Contra las cuerdas, el 22 de octubre, el Parlamento hizo otra maroma alambicada. Aprobó a grandes rasgos el acuerdo, pero rechazó el calendario de discusión del Ejecutivo, de solo tres días para 110 páginas, que hacía imposible el debido escrutinio de la ley británica más trascendental del último siglo. Sigue la discusión detallada del acuerdo para convertirse en ley. Eso tomará tiempo y la prórroga de la UE seguramente se lo dará, con espacio para enmiendas, incluida la posibilidad de ratificación popular.
La tragicomedia británica llega así a una nueva temporada. Johnson llama a nuevas elecciones para generar un cambio en la relación de fuerzas en el Parlamento. No es tan simple. También para eso necesita mayoría calificada, y sin asentimiento de la oposición, no la tendrá. ¿Qué pasará ahora?
Una posibilidad nada despreciable es que el acuerdo de Johnson sea aprobado. Eso abriría un período de negociación de un TLC, hasta el 31 de diciembre del 2020, plazo imposible para un tratado tan complejo.
Piénsese que la UE duró siete años negociando con Canadá y con Centroamérica, cuatro. Si vence ese período, hay dos opciones: una salida sin acuerdo o una nueva prórroga. Es decir, de nuevo el desastre o la angustia de la espera.

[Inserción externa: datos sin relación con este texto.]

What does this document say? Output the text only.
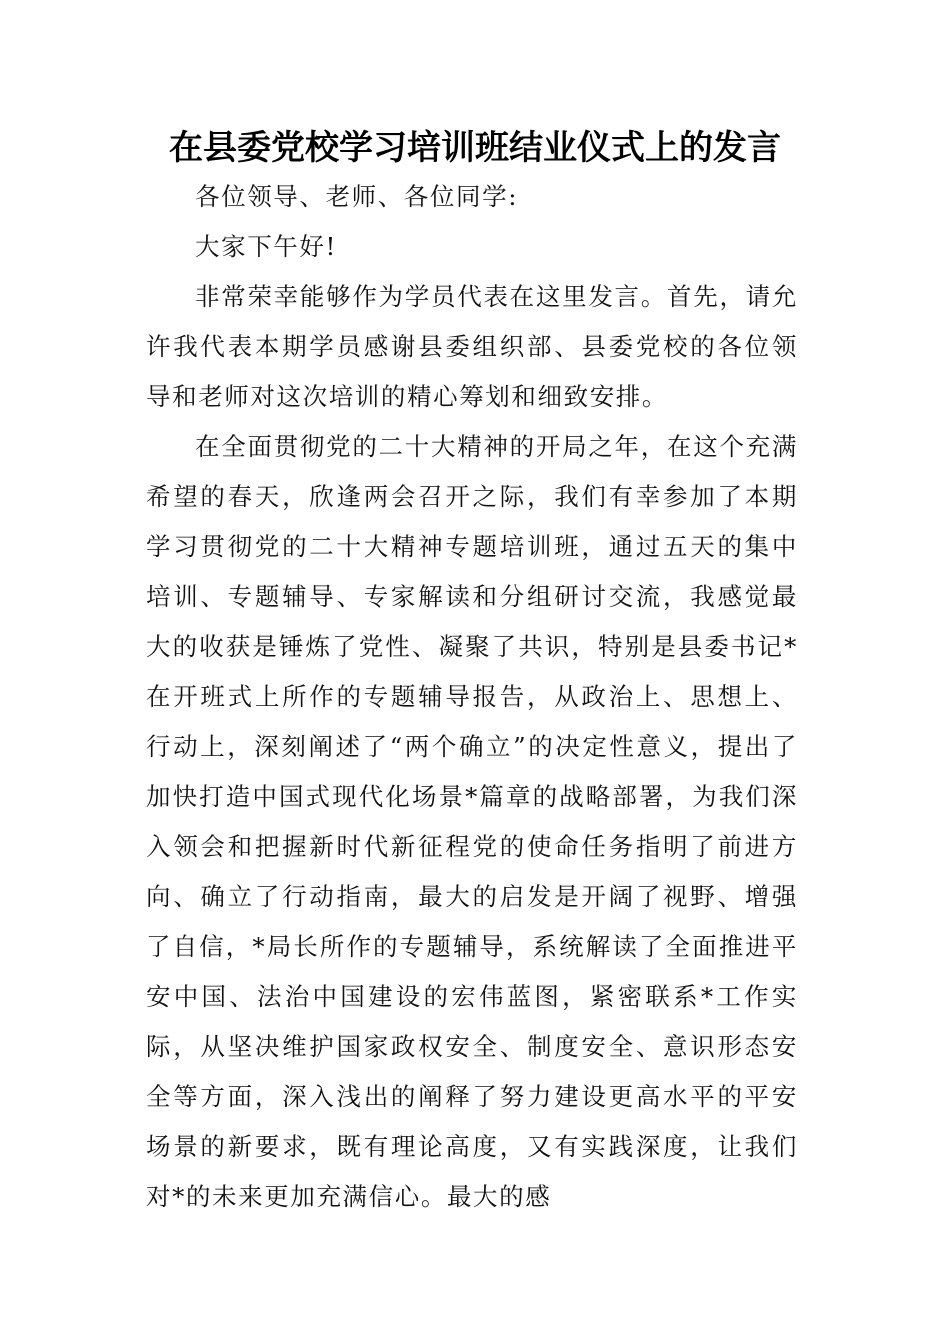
在县委党校学习培训班结业仪式上的发言

各位领导、老师、各位同学:

大家下午好!

非常荣幸能够作为学员代表在这里发言。首先，请允许我代表本期学员感谢县委组织部、县委党校的各位领导和老师对这次培训的精心筹划和细致安排。

在全面贯彻党的二十大精神的开局之年，在这个充满希望的春天，欣逢两会召开之际，我们有幸参加了本期学习贯彻党的二十大精神专题培训班，通过五天的集中培训、专题辅导、专家解读和分组研讨交流，我感觉最大的收获是锤炼了党性、凝聚了共识，特别是县委书记*在开班式上所作的专题辅导报告，从政治上、思想上、行动上，深刻阐述了“两个确立”的决定性意义，提出了加快打造中国式现代化场景*篇章的战略部署，为我们深入领会和把握新时代新征程党的使命任务指明了前进方向、确立了行动指南，最大的启发是开阔了视野、增强了自信，*局长所作的专题辅导，系统解读了全面推进平安中国、法治中国建设的宏伟蓝图，紧密联系*工作实际，从坚决维护国家政权安全、制度安全、意识形态安全等方面，深入浅出的阐释了努力建设更高水平的平安场景的新要求，既有理论高度，又有实践深度，让我们对*的未来更加充满信心。最大的感
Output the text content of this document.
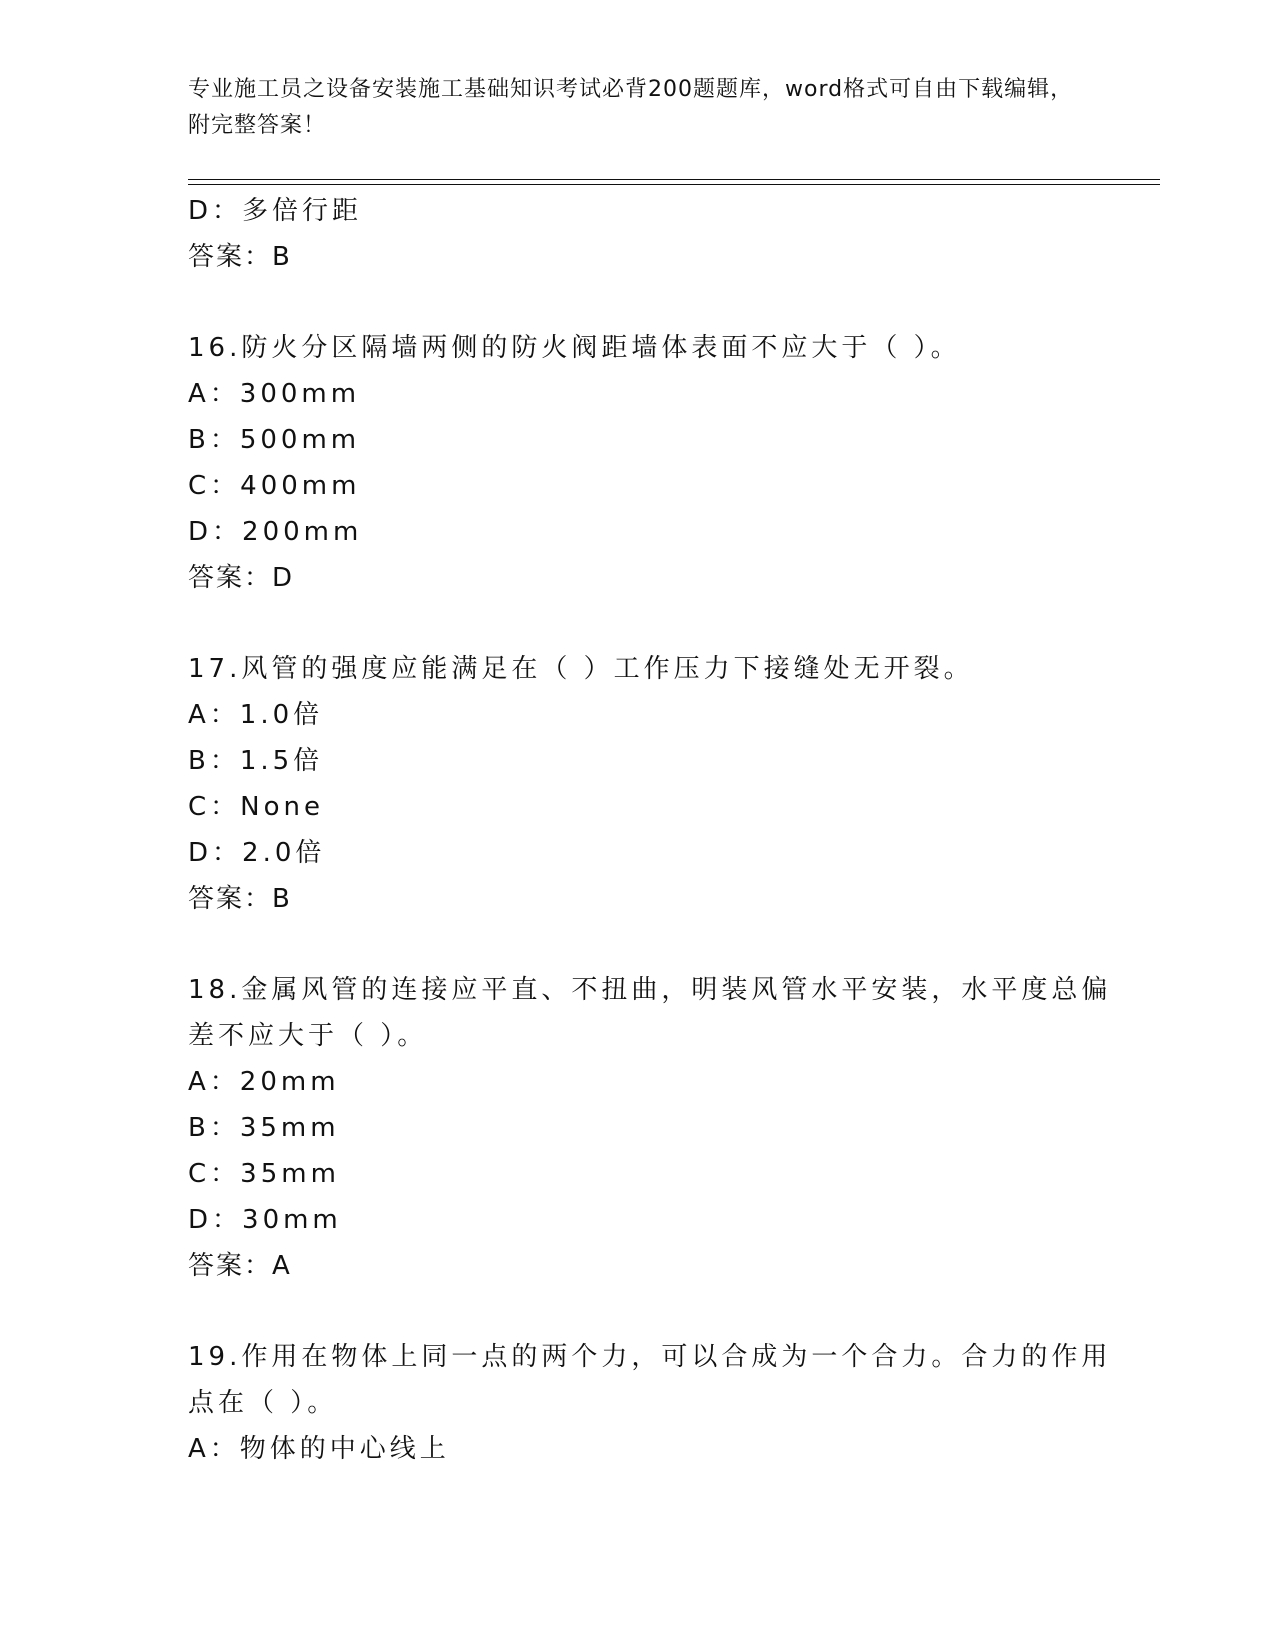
专业施工员之设备安装施工基础知识考试必背200题题库，word格式可自由下载编辑，附完整答案！

D：多倍行距

答案：B

16.防火分区隔墙两侧的防火阀距墙体表面不应大于（ ）。

A：300mm

B：500mm

C：400mm

D：200mm

答案：D

17.风管的强度应能满足在（ ）工作压力下接缝处无开裂。

A：1.0倍

B：1.5倍

C：None

D：2.0倍

答案：B

18.金属风管的连接应平直、不扭曲，明装风管水平安装，水平度总偏

差不应大于（ ）。

A：20mm

B：35mm

C：35mm

D：30mm

答案：A

19.作用在物体上同一点的两个力，可以合成为一个合力。合力的作用

点在（ ）。

A：物体的中心线上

Esto parece no tener fin. Si hubiera elecciones, todo dependerá de las nuevas relaciones de fuerza y esas nadie las puede pronosticar hasta no ver las propuestas de campaña. A la postre, lo mejor que podría pasar sería un nuevo referendo y quedar como antes, pero el desgaste institucional, la fragmentación social, la desinversión, la inseguridad financiera y el desprestigio internacional, eso nadie lo quita.
Por dondequiera que se mire, el RU quedará peor. Todo, sin haber ganado nada. Nunca tanto para tan poco.
La autora es catedrática de la UNED.